Evidence for Spin-Flip Scattering and Local Moments in Dilute Fluorinated Graphene

Authors

Xia Hong, University of Nebraska–LincolnFollow
K. Zou, The Pennsylvania State University
B. Wang, The Pennsylvania State University
S.-H. Cheng, The Pennsylvania State University
J. Zhu, The Pennsylvania State UniversityFollow

Date of this Version

6-1-2012

Citation

PHYSICAL REVIEW LETTERS 108, 226602 (2012). DOI: 10.1103/PhysRevLett.108.226602

Comments

Copyright (c) 2012 American Physical Society. Used by permission.

Abstract

The issue of whether local magnetic moments can be formed by introducing adatoms into graphene is of intense research interest because it opens the window to fundamental studies of magnetism in graphene, as well as of its potential spintronics applications.

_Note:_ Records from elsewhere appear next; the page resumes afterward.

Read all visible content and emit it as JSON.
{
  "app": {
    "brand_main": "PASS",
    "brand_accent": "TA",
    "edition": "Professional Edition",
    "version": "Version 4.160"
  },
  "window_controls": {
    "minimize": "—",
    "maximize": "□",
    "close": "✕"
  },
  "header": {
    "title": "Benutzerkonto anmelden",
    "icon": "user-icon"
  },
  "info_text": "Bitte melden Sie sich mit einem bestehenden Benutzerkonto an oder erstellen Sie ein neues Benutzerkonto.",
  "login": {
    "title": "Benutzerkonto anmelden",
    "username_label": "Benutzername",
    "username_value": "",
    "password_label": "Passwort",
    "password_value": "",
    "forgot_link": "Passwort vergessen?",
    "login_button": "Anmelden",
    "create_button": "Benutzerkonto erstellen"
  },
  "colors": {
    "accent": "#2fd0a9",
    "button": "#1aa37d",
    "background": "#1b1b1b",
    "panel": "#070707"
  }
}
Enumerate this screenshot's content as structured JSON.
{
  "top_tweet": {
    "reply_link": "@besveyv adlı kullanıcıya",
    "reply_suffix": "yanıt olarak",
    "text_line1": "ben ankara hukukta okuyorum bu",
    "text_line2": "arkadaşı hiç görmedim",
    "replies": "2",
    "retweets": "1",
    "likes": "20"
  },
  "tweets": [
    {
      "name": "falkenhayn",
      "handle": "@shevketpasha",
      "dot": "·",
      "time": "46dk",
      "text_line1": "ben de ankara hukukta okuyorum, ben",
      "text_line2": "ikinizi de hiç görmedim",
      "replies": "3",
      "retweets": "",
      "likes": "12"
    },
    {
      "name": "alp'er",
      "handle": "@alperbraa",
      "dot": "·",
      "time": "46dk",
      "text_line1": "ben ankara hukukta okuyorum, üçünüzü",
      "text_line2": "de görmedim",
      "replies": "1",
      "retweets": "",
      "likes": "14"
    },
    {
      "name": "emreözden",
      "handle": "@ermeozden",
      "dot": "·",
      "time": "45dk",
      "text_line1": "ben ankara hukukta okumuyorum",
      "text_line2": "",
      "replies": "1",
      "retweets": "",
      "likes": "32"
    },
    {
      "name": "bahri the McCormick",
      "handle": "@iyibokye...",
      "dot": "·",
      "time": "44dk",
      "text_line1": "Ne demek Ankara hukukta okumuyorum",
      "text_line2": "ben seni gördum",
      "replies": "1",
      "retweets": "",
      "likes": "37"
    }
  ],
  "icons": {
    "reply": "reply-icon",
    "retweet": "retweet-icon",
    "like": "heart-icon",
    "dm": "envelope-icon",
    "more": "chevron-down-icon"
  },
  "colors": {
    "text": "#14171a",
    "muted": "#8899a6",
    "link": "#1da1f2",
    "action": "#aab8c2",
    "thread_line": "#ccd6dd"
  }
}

To investigate this question, we measure, by exploiting the well-established weak localization physics, the phase coherence length L in dilute fluorinated graphene. L reveals an unusual saturation below 10 K, which cannot be explained by nonmagnetic origins. The corresponding phase-breaking rate increases with decreasing carrier density and increases with increasing fluorine density. These results provide strong evidence for spin-flip scattering and point to the existence of an adatom-induced local magnetic moment in fluorinated graphene. Our results will stimulate further investigations of magnetism and spintronics applications in adatom-engineered graphene.